No soy sociólogo, pero me gustan las entrevistas. Como no conocía este mundo en absoluto, tenía muchas preguntas. Los otros reclusos me encontraban algo ingenuo, lo que les causaba un poco de gracia. Pero, una vez que entramos en confianza, estaban felices de contestar mis preguntas. Era un algo inédito para ellos. Después de unos meses, empecé a tener montones, cerros de información. Me di cuenta de que podía profundizar en algunas cosas.
Poco a poco, empecé a investigar de verdad. Empecé a reunir y recopilar información sin pretender comprender por completo el sistema, porque si no nunca habría comenzado. Anoté todo, traté de absorber lo más posible, como una cámara o una grabadora. Después de unos meses, comencé a revisar y analizar. Fue entonces que tuve una visión general y me di cuenta del alcance de la corrupción y la economía del contrabando. Me propuse profundizar en el tráfico de drogas, teléfonos, precios, pequeños chanchullos, etc.
Quería hacer más que una investigación. Me interesaban sobre todo los relatos, lo que la gente tenía que decir sobre la sociedad, la religión, el panorama político, la violencia. Sentía mucha curiosidad por saber más sobre las personas que estaban recluidas conmigo. Y, bueno, como no pensaba volver a prisión pronto, tenía claro que tenía que aprovechar esta oportunidad al máximo.

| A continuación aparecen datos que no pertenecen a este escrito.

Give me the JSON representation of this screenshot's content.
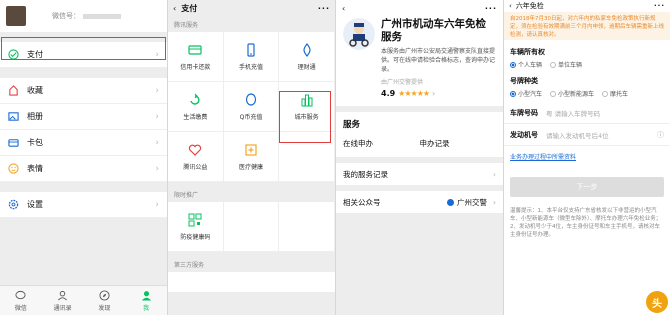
{
  "me_page": {
    "wechat_id_label": "微信号：",
    "items": [
      {
        "label": "支付",
        "icon": "pay-icon"
      },
      {
        "label": "收藏",
        "icon": "favorites-icon"
      },
      {
        "label": "相册",
        "icon": "album-icon"
      },
      {
        "label": "卡包",
        "icon": "cards-icon"
      },
      {
        "label": "表情",
        "icon": "sticker-icon"
      },
      {
        "label": "设置",
        "icon": "settings-icon"
      }
    ],
    "tabs": [
      {
        "label": "微信",
        "icon": "chat-icon"
      },
      {
        "label": "通讯录",
        "icon": "contacts-icon"
      },
      {
        "label": "发现",
        "icon": "discover-icon"
      },
      {
        "label": "我",
        "icon": "me-icon"
      }
    ]
  },
  "pay_page": {
    "title": "支付",
    "section1": "腾讯服务",
    "services": [
      {
        "label": "信用卡还款",
        "icon": "credit-card-icon"
      },
      {
        "label": "手机充值",
        "icon": "phone-topup-icon"
      },
      {
        "label": "理财通",
        "icon": "wealth-icon"
      },
      {
        "label": "生活缴费",
        "icon": "utilities-icon"
      },
      {
        "label": "Q币充值",
        "icon": "qcoin-icon"
      },
      {
        "label": "城市服务",
        "icon": "city-service-icon"
      },
      {
        "label": "腾讯公益",
        "icon": "charity-icon"
      },
      {
        "label": "医疗健康",
        "icon": "medical-icon"
      }
    ],
    "section2": "限时推广",
    "promo": [
      {
        "label": "防疫健康码",
        "icon": "health-code-icon"
      }
    ],
    "section3": "第三方服务"
  },
  "service_page": {
    "title": "广州市机动车六年免检服务",
    "desc": "本服务由广州市公安局交通警察支队直接提供。可在线申请检验合格标志，查询申办记录。",
    "source": "由广州交警提供",
    "rating": "4.9",
    "stars": "★★★★★",
    "box_title": "服务",
    "actions": [
      "在线申办",
      "申办记录"
    ],
    "my_records": "我的服务记录",
    "related_label": "相关公众号",
    "related_value": "广州交警"
  },
  "form_page": {
    "title": "六年免检",
    "notice": "自2018年7月30日起，对六年内的私家车免检政策执行新规定，须在检验有效期满前三个月内申领，逾期后车辆需重新上线检测，请认真核对。",
    "owner_label": "车辆所有权",
    "owner_options": [
      "个人车辆",
      "单位车辆"
    ],
    "plate_type_label": "号牌种类",
    "plate_types": [
      "小型汽车",
      "小型新能源车",
      "摩托车"
    ],
    "plate_no_label": "车牌号码",
    "plate_no_placeholder": "粤 请输入车牌号码",
    "engine_label": "发动机号",
    "engine_placeholder": "请输入发动机号后4位",
    "link": "业务办理过程中所需资料",
    "next_button": "下一步",
    "tip": "温馨提示：1、本平台仅支持广东省核发以下非营运的小型汽车、小型新能源车（微型车除外）、摩托车办理六年免检业务；2、发动机号少于4位，车主身份证号和车主手机号，请核对车主身份证号办理。",
    "watermark": "头"
  },
  "colors": {
    "green": "#07c160",
    "blue": "#1a6bd3",
    "orange": "#e8892f",
    "highlight": "#e03c3c"
  }
}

Tuve suerte porque, en general, nadie me impidió escribir. A la dirección de la prisión no le pareció sospechoso que estuviera leyendo o escribiendo. Sin embargo, tomé ciertas precauciones. Por ejemplo, sacaba mis cuadernos de la prisión escondidos en la ropa sucia que mis familiares recogían en cada visita. Evité pasarme todo el tiempo anotando información o realizar entrevistas de manera visible, como un periodista. Me paseaba hablando con la gente. Nunca escribía delante de ellos, sino después.

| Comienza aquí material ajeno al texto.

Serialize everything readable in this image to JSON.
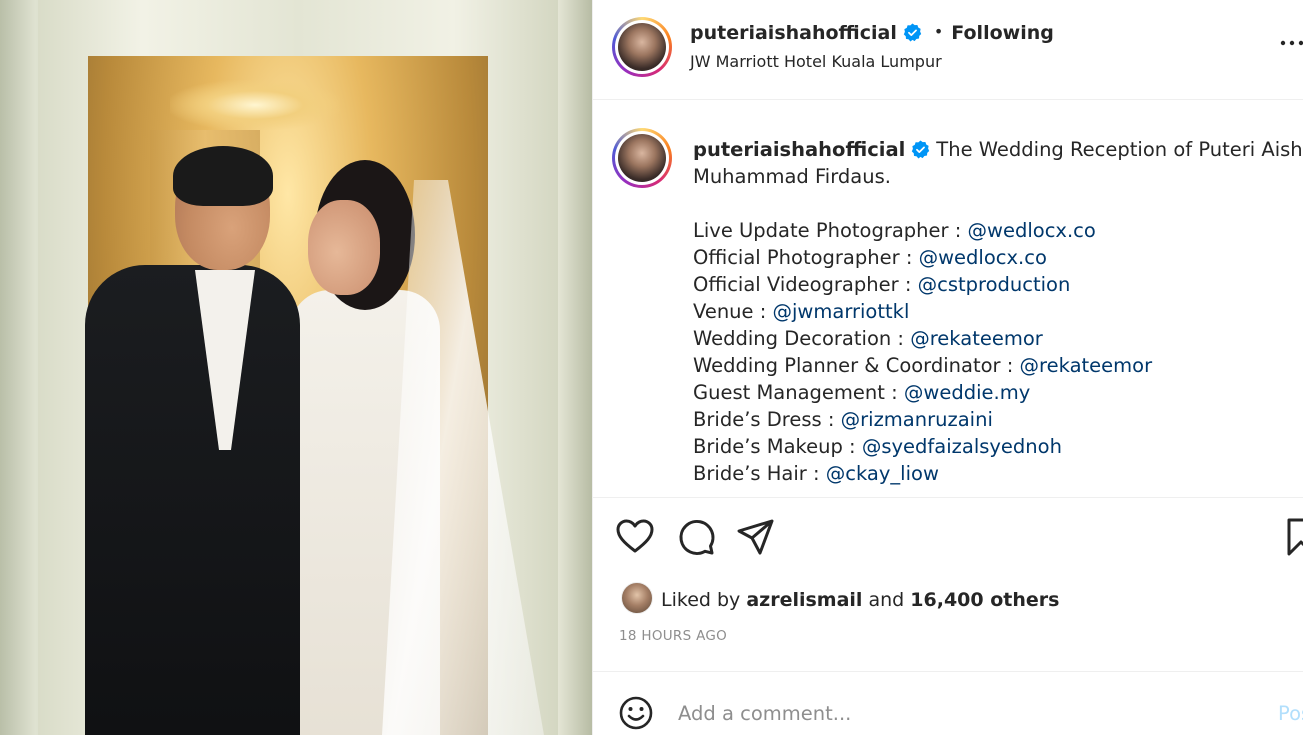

No tuve problemas para comunicarme con los reclusos. Fue más difícil con el personal de la prisión, pues ellos desconfiaban. Había que filtrar y comprobar todo lo que decían. La información más interesante que he obtenido, la escuché sin ser parte de la discusión. La gente siempre es más habladora cuando está en grupo, así que preferí dejar que guiaran la conversación. No tenía sentido llevar la discusión a algún lado por la fuerza, porque eso solo genera desconfianza. Tuve que aceptar entrar en discusiones un tanto inciertas, a veces con buenas sorpresas, otras no tanto.